OKLAHOMA CITY – A lot can happen in twenty years.
The May 3rd F5 tornado sparked a new era of tornado research.
Scientists have been passionately pursuing the common goal of increasing lead time and saving lives.
There’s a reason scientists from all over the world come to Oklahoma to study tornadoes.
Every spring the heat rises, humidity climbs, and in a snap a sunny day can morph into a dark and deadly sky.
Twenty years ago one tornado set a benchmark Oklahomans never wanted to claim.
May 3, 1999, a mile-wide tornado ravaged bridge creek and doppler on wheels recorded peak winds to 318 mph, the fastest wind speed recorded on earth.
David Bodine is a research scientist at the University of Oklahoma and says this was the first time this kind of measurement had been taken with a violent tornado.
“You had radars on trucks for the first time that could be brought close to tornadoes to make observations that you have a pretty low chance of getting if you have a radar that just sits in one spot,” said Bodine.
The notoriety sparked a radar renaissance.
Twenty years ago, mobile radars scanned every five minutes.
Researches quickly realized after May 3rd that they weren’t scanning fast enough.
Bodine points out, “Some tornadoes don’t even last for five minutes. So, to understand how they form, what happens while they exist and how they dissipate, you need to be able to make observations about every 10 to 30 seconds.”
Fast forward to present day and radars are able to scan at unprecedented speeds.
Bodine says dishes can now spin as fast as 360 degrees in one second!
He says the newest technology is called phased array radar and is the radar of the future.
A mobile version of this kind of radar will be deployed this storm season and scientists have goal in mind, to understand tornadogenesis and compare it to storms that don’t produce tornadoes.
On the other side of the state, a different type of research is underway at Oklahoma State University using infrasound waves.
Brian Elbing is an assistant professor of mechanical and aerospace engineering and is spearheading this unique type of research.
“We have special microphones designed to listen just like regular microphones just at frequencies below what humans hear,” explains Elbing.
The OSU team has been collecting data for the past two years, which both happened to be slower than normal storm seasons, but they did get a hit a few years ago on May 11, 2017.
Elbing says there was a small tornado in Perkins, Oklahoma and their equipment was able to pick up a very weak signal about ten minutes beforehand.
Elbing says the microphones can pick up a tornado signature up to an hour before it touches down and up to 100 miles away. It can also indicate the size and strength.
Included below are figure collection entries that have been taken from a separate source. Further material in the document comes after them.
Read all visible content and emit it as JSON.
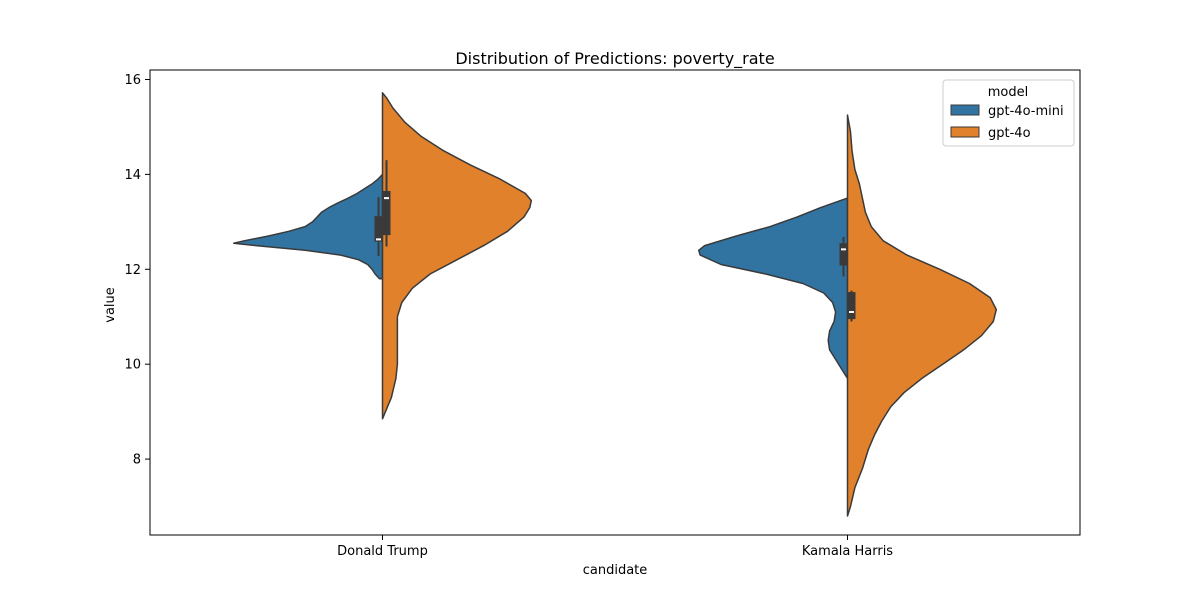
{
  "chart_data": {
    "type": "violin",
    "title": "Distribution of Predictions: poverty_rate",
    "xlabel": "candidate",
    "ylabel": "value",
    "ylim": [
      6.4,
      16.2
    ],
    "yticks": [
      8,
      10,
      12,
      14,
      16
    ],
    "categories": [
      "Donald Trump",
      "Kamala Harris"
    ],
    "legend": {
      "title": "model",
      "placement": "top-right",
      "entries": [
        "gpt-4o-mini",
        "gpt-4o"
      ]
    },
    "colors": {
      "gpt-4o-mini": "#3274a1",
      "gpt-4o": "#e1812c",
      "box": "#3a3a3a",
      "outline": "#3a3a3a"
    },
    "series": [
      {
        "name": "gpt-4o-mini",
        "side": "left",
        "violins": [
          {
            "category": "Donald Trump",
            "density_scale": 0.8,
            "density": [
              [
                11.8,
                0.02
              ],
              [
                11.9,
                0.05
              ],
              [
                12.0,
                0.07
              ],
              [
                12.1,
                0.1
              ],
              [
                12.2,
                0.16
              ],
              [
                12.3,
                0.28
              ],
              [
                12.4,
                0.52
              ],
              [
                12.5,
                0.85
              ],
              [
                12.55,
                1.0
              ],
              [
                12.6,
                0.93
              ],
              [
                12.7,
                0.77
              ],
              [
                12.8,
                0.63
              ],
              [
                12.9,
                0.52
              ],
              [
                13.0,
                0.47
              ],
              [
                13.1,
                0.44
              ],
              [
                13.2,
                0.41
              ],
              [
                13.3,
                0.36
              ],
              [
                13.4,
                0.3
              ],
              [
                13.5,
                0.23
              ],
              [
                13.6,
                0.17
              ],
              [
                13.7,
                0.12
              ],
              [
                13.8,
                0.07
              ],
              [
                13.9,
                0.03
              ],
              [
                14.0,
                0.0
              ]
            ],
            "box": {
              "q1": 12.58,
              "median": 12.63,
              "q3": 13.12,
              "whisker_low": 12.28,
              "whisker_high": 13.52
            }
          },
          {
            "category": "Kamala Harris",
            "density_scale": 0.8,
            "density": [
              [
                9.7,
                0.0
              ],
              [
                9.8,
                0.02
              ],
              [
                9.95,
                0.05
              ],
              [
                10.1,
                0.08
              ],
              [
                10.3,
                0.12
              ],
              [
                10.5,
                0.13
              ],
              [
                10.7,
                0.12
              ],
              [
                10.9,
                0.09
              ],
              [
                11.1,
                0.08
              ],
              [
                11.3,
                0.1
              ],
              [
                11.5,
                0.16
              ],
              [
                11.7,
                0.3
              ],
              [
                11.9,
                0.55
              ],
              [
                12.1,
                0.85
              ],
              [
                12.3,
                0.99
              ],
              [
                12.4,
                1.0
              ],
              [
                12.5,
                0.96
              ],
              [
                12.7,
                0.75
              ],
              [
                12.9,
                0.52
              ],
              [
                13.1,
                0.34
              ],
              [
                13.3,
                0.18
              ],
              [
                13.5,
                0.0
              ]
            ],
            "box": {
              "q1": 12.08,
              "median": 12.42,
              "q3": 12.55,
              "whisker_low": 11.85,
              "whisker_high": 12.68
            }
          }
        ]
      },
      {
        "name": "gpt-4o",
        "side": "right",
        "violins": [
          {
            "category": "Donald Trump",
            "density_scale": 0.8,
            "density": [
              [
                8.85,
                0.0
              ],
              [
                9.0,
                0.02
              ],
              [
                9.3,
                0.06
              ],
              [
                9.7,
                0.09
              ],
              [
                10.0,
                0.1
              ],
              [
                10.3,
                0.1
              ],
              [
                10.7,
                0.1
              ],
              [
                11.0,
                0.1
              ],
              [
                11.3,
                0.13
              ],
              [
                11.6,
                0.2
              ],
              [
                11.9,
                0.32
              ],
              [
                12.2,
                0.5
              ],
              [
                12.5,
                0.68
              ],
              [
                12.8,
                0.84
              ],
              [
                13.1,
                0.95
              ],
              [
                13.3,
                0.99
              ],
              [
                13.45,
                1.0
              ],
              [
                13.6,
                0.96
              ],
              [
                13.9,
                0.79
              ],
              [
                14.2,
                0.59
              ],
              [
                14.5,
                0.41
              ],
              [
                14.8,
                0.26
              ],
              [
                15.1,
                0.15
              ],
              [
                15.4,
                0.07
              ],
              [
                15.6,
                0.03
              ],
              [
                15.72,
                0.0
              ]
            ],
            "box": {
              "q1": 12.72,
              "median": 13.5,
              "q3": 13.65,
              "whisker_low": 12.48,
              "whisker_high": 14.3
            }
          },
          {
            "category": "Kamala Harris",
            "density_scale": 0.8,
            "density": [
              [
                6.8,
                0.0
              ],
              [
                7.0,
                0.02
              ],
              [
                7.4,
                0.05
              ],
              [
                7.8,
                0.1
              ],
              [
                8.2,
                0.14
              ],
              [
                8.5,
                0.18
              ],
              [
                8.8,
                0.23
              ],
              [
                9.1,
                0.29
              ],
              [
                9.4,
                0.38
              ],
              [
                9.7,
                0.5
              ],
              [
                10.0,
                0.64
              ],
              [
                10.3,
                0.78
              ],
              [
                10.6,
                0.9
              ],
              [
                10.9,
                0.98
              ],
              [
                11.15,
                1.0
              ],
              [
                11.4,
                0.96
              ],
              [
                11.7,
                0.82
              ],
              [
                12.0,
                0.62
              ],
              [
                12.3,
                0.4
              ],
              [
                12.6,
                0.24
              ],
              [
                12.9,
                0.16
              ],
              [
                13.2,
                0.12
              ],
              [
                13.5,
                0.1
              ],
              [
                13.8,
                0.08
              ],
              [
                14.1,
                0.05
              ],
              [
                14.5,
                0.03
              ],
              [
                14.9,
                0.02
              ],
              [
                15.25,
                0.0
              ]
            ],
            "box": {
              "q1": 10.95,
              "median": 11.1,
              "q3": 11.52,
              "whisker_low": 10.9,
              "whisker_high": 11.55
            }
          }
        ]
      }
    ]
  }
}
For the Perkins tornado example, the model said that the diameter of the tornado was about 50 meters and that was very close to what the damage width path was for this tornado.
Elbing says this signal is only picked up on storms that produce a tornado. He said their biggest challenge is figuring out what in the storm is emitting the sound.
Elbing says, “Once we know what makes it, we can then reverse it and just listen and know what the tornado or the storm making the tornado is doing.”
He says this is valuable information will greatly increase the confidence in tornado warnings and hopefully get the false alarm rates down without shortening lead times.
This technology can also help other tornado research teams by giving drones time to fly to the location that they think the tornado is forming.
Meteorologists across the country may be using this sooner than you think.
The OSU research team is currently working on feeding data to the National Weather Service in Tulsa.
Elbing says we may be only five years away from using this lifesaving technology every storm season.
Infrasound research can also be applied to lightning, hail and more cost-efficient ways of profiling the atmosphere.
This storm season, researchers will be deploying mobile units for the first time.